# Statistics and Statistical Programming (Winter 2017)/R lecture outline: Week 7

• correlations
• cor(): works with two variables, or with more!
• cor(method="spearman") is useful if you have non-normally distributed data because it is simply rank correlations)
• fitting a linear model with one variable: lm()
• module formulae, which we've already seen!
• looking at model objects: summary(); m\$<tab> or names(m)
• m\$fitted.values; m\$residuals
• also functions: coefficients(m) (or coef), predict(m), residuals(m) (or resid); confint(m)

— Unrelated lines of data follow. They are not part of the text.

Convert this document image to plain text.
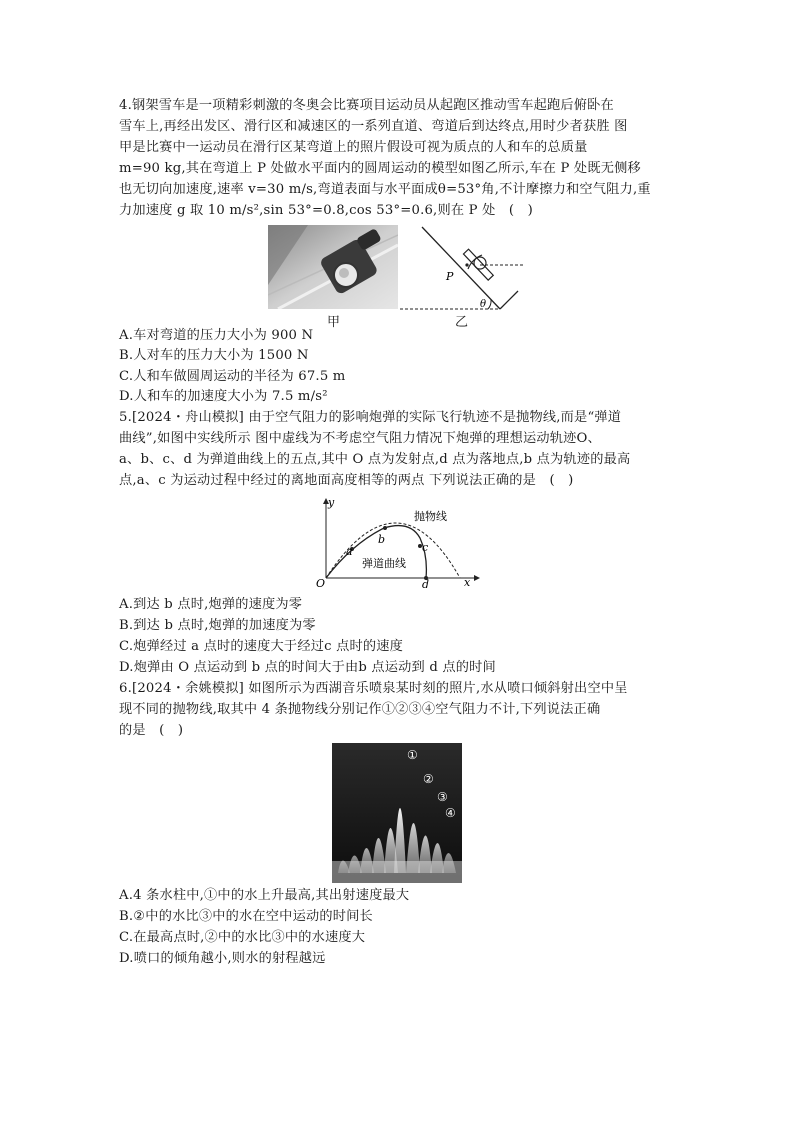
4.钢架雪车是一项精彩刺激的冬奥会比赛项目运动员从起跑区推动雪车起跑后俯卧在
雪车上,再经出发区、滑行区和减速区的一系列直道、弯道后到达终点,用时少者获胜 图
甲是比赛中一运动员在滑行区某弯道上的照片假设可视为质点的人和车的总质量
m=90 kg,其在弯道上 P 处做水平面内的圆周运动的模型如图乙所示,车在 P 处既无侧移
也无切向加速度,速率 v=30 m/s,弯道表面与水平面成θ=53°角,不计摩擦力和空气阻力,重
力加速度 g 取 10 m/s²,sin 53°=0.8,cos 53°=0.6,则在 P 处　(　)
P
θ
甲	乙
A.车对弯道的压力大小为 900 N
B.人对车的压力大小为 1500 N
C.人和车做圆周运动的半径为 67.5 m
D.人和车的加速度大小为 7.5 m/s²
5.[2024・舟山模拟] 由于空气阻力的影响炮弹的实际飞行轨迹不是抛物线,而是“弹道
曲线”,如图中实线所示 图中虚线为不考虑空气阻力情况下炮弹的理想运动轨迹O、
a、b、c、d 为弹道曲线上的五点,其中 O 点为发射点,d 点为落地点,b 点为轨迹的最高
点,a、c 为运动过程中经过的离地面高度相等的两点 下列说法正确的是　(　)
y
x
O
a
b
c
d
抛物线
弹道曲线
A.到达 b 点时,炮弹的速度为零
B.到达 b 点时,炮弹的加速度为零
C.炮弹经过 a 点时的速度大于经过c 点时的速度
D.炮弹由 O 点运动到 b 点的时间大于由b 点运动到 d 点的时间
6.[2024・余姚模拟] 如图所示为西湖音乐喷泉某时刻的照片,水从喷口倾斜射出空中呈
现不同的抛物线,取其中 4 条抛物线分别记作①②③④空气阻力不计,下列说法正确
的是　(　)
①
②
③
④
A.4 条水柱中,①中的水上升最高,其出射速度最大
B.②中的水比③中的水在空中运动的时间长
C.在最高点时,②中的水比③中的水速度大
D.喷口的倾角越小,则水的射程越远
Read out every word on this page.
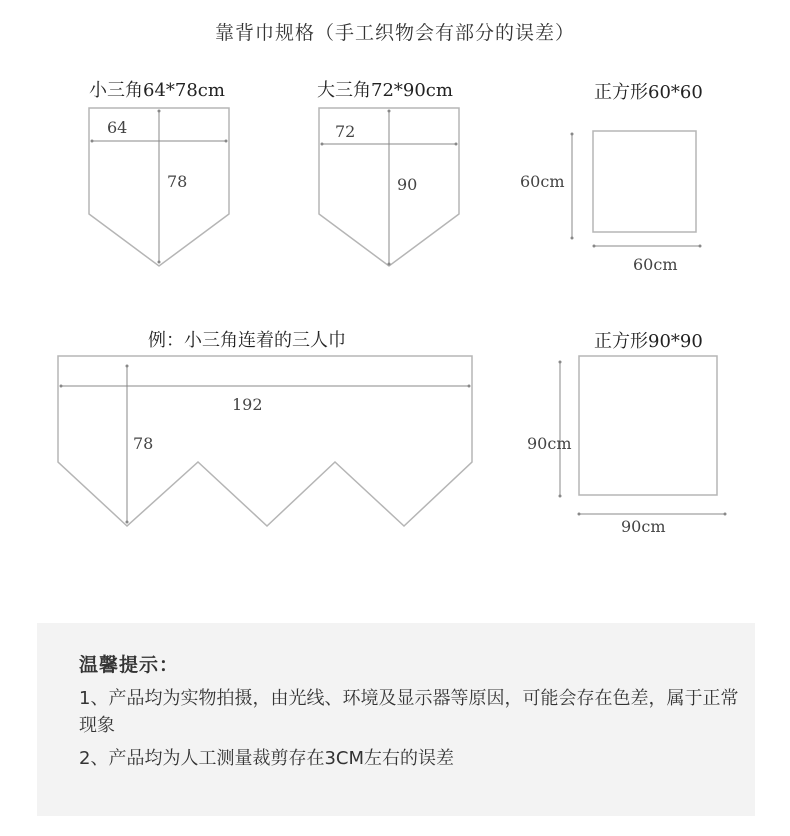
靠背巾规格（手工织物会有部分的误差）
小三角64*78cm	大三角72*90cm	正方形60*60
例：小三角连着的三人巾	正方形90*90
64
78
72
90	60cm
60cm
192
78	90cm
90cm
温馨提示：
1、产品均为实物拍摄，由光线、环境及显示器等原因，可能会存在色差，属于正常现象
2、产品均为人工测量裁剪存在3CM左右的误差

• we can also do these by hand:
• residuals: mtcars\$mpg - m\$fitted.values
• confint: est + 1.96 * c(-1, 1) * se
• plotting residuals:
• hist(residuals(m))
• plot against our x: plot(mtcars\$hp, residuals(m)
• QQ-plots with qqnorm(residuals(m))
• doing a plot with ggplot just involves making a dataset: d.fig <- data.frame(hp=mtcars\$hp, resids=residuals(m))
• adding controls: just make our formula more complex
• update.formula()
• or just a write a new one
• adding logical variables: no problem!
• adding categorical variables: no problem! (I'll explain interpretation later, but i want you to see that this works!)
• generating nice regression plots:
• one of many options: stargazer(m1, m2, type="text") or type="html"
• interpreting linear models with anova() — i'm not going to walk through the details but the important thing to keep in mind is that although the statistics are different, the p-values are identical!